Das neue Album der Guano Apes hat lange auf sich warten lassen – als eigentlicher Release Termin war Sommer 2002 angesetzt, letztlich hatten sich die Arbeiten an der neuen Scheibe aber bis ins neue Jahr gezogen, so dass man sie erst im Februar 2003 in die Läden bringen konnte. Als Vorab-Single mit gelungenem Video kam der Album-Opener „You can’t stop me“ zum Zug – dem folgten die „Pretty in Scarlett“ und „Quietly“ als Single-Auskopplungen.
Band:
- Sandra Nasic: Vocals
- Dennis Poschwatta: Schlagzeug
- Stefan Ude: Bass
- Henning Rümenapp: Gitarre
Tracklist:
- You Can’t Stop Me
- Dick
- Kiss The Dawn
- Pretty In Scarlet
- Diokhan
- Quietly
- High
- Sing That Song
- Scratch The Pitch
- Plastic Mouth
- Storm
- Sugar Skin
Die letzten Jahre ist es um die Göttinger Band etwas ruhig geworden – außer einigen Cooperationen, wie mit Apokalyptika oder dem Nonstop-Endorphin-Komiker Michael Mittermeier, die erbarmungslos auf die Musikcharts des deutschsprachigen europäischen Raum losgelassen wurde. Neben dem Ausrutscher „Dödel Up!“ kam man mit der Alphaville-Coverversion „Big in Japan“ relativ gut weg – der einzige Haken an der Sache: Einige der Songs aus dieser musikalischen Zwischenkriegszeit, wurden von der Band nicht selbst geschrieben – ein Stein mehr auf der Seite des Erfolgsdrucks, dem man mit „Walking On A Thin Line“ die Stirn bieten musste.

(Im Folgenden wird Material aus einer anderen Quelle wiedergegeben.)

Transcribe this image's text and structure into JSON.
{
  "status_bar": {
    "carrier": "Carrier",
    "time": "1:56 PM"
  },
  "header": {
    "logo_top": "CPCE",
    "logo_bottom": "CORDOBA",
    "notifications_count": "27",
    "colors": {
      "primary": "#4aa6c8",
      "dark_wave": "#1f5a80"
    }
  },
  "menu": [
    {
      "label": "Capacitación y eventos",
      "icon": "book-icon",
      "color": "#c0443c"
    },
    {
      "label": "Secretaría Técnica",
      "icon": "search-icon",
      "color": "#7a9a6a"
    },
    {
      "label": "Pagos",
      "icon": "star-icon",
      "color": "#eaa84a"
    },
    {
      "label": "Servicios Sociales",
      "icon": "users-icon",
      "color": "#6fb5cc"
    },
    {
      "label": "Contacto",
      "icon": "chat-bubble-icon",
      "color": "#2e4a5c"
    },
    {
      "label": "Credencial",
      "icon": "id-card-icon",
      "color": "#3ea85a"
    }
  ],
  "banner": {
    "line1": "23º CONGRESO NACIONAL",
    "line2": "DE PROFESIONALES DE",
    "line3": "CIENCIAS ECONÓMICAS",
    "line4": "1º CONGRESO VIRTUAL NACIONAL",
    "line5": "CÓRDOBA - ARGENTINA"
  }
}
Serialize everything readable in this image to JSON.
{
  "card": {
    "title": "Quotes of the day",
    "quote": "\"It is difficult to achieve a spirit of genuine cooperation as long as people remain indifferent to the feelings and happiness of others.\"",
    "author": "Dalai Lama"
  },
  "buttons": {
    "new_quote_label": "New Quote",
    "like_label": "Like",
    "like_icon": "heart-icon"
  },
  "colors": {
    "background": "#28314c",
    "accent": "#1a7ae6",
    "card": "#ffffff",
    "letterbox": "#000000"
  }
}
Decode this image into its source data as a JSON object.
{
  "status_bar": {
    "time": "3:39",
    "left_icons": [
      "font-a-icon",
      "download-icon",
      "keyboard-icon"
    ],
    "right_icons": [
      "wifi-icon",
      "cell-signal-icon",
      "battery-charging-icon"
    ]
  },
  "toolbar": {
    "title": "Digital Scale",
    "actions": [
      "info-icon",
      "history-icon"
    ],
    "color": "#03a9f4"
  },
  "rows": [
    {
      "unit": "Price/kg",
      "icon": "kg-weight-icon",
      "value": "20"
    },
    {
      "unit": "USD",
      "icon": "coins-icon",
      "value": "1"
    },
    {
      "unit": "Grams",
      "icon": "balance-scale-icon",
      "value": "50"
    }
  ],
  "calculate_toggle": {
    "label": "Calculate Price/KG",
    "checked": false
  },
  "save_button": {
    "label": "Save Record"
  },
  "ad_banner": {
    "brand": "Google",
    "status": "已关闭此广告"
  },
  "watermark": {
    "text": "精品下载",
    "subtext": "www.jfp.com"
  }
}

Einen großen Plattitüden-Katalog hatten zum Release-Zeitpunkt dann anscheinend viele auf dem Schoß ( – oder stand es im Beipackzettel zur Promo CD? – ich weiß es nicht) denn der Ausdruck „Die Band ist endlich erwachsen geworden“ war in aller Munde. Nun hat das erwachsen werden ja nicht nur Vorteile sondern besticht auch durch den Verlust einiger bezeichnender Eigenschaften, die wir schließlich gegenüber den Vorgänger-Alben vermissen werden, denn das Werk als ganzes wurde viel zu Rund – nein ich weiß natürlich, dass die meisten CDs rund sind, danke – ein Konzept, dass zu gut durchdacht ist lässt nun mal wenig Spielraum für spontane Ideen und Kreativität, eine Eigenschaft, die man an den Guano Apes früher sicher sehr geschätzt hat. In den Jugendtagen ihrer Karriere war es für die Band Gang und Gebe von Zeit zu Zeit an gesellschaftlichen Normen anzuecken und zu provozieren – Kann man für das Musikbuisness zu brav werden?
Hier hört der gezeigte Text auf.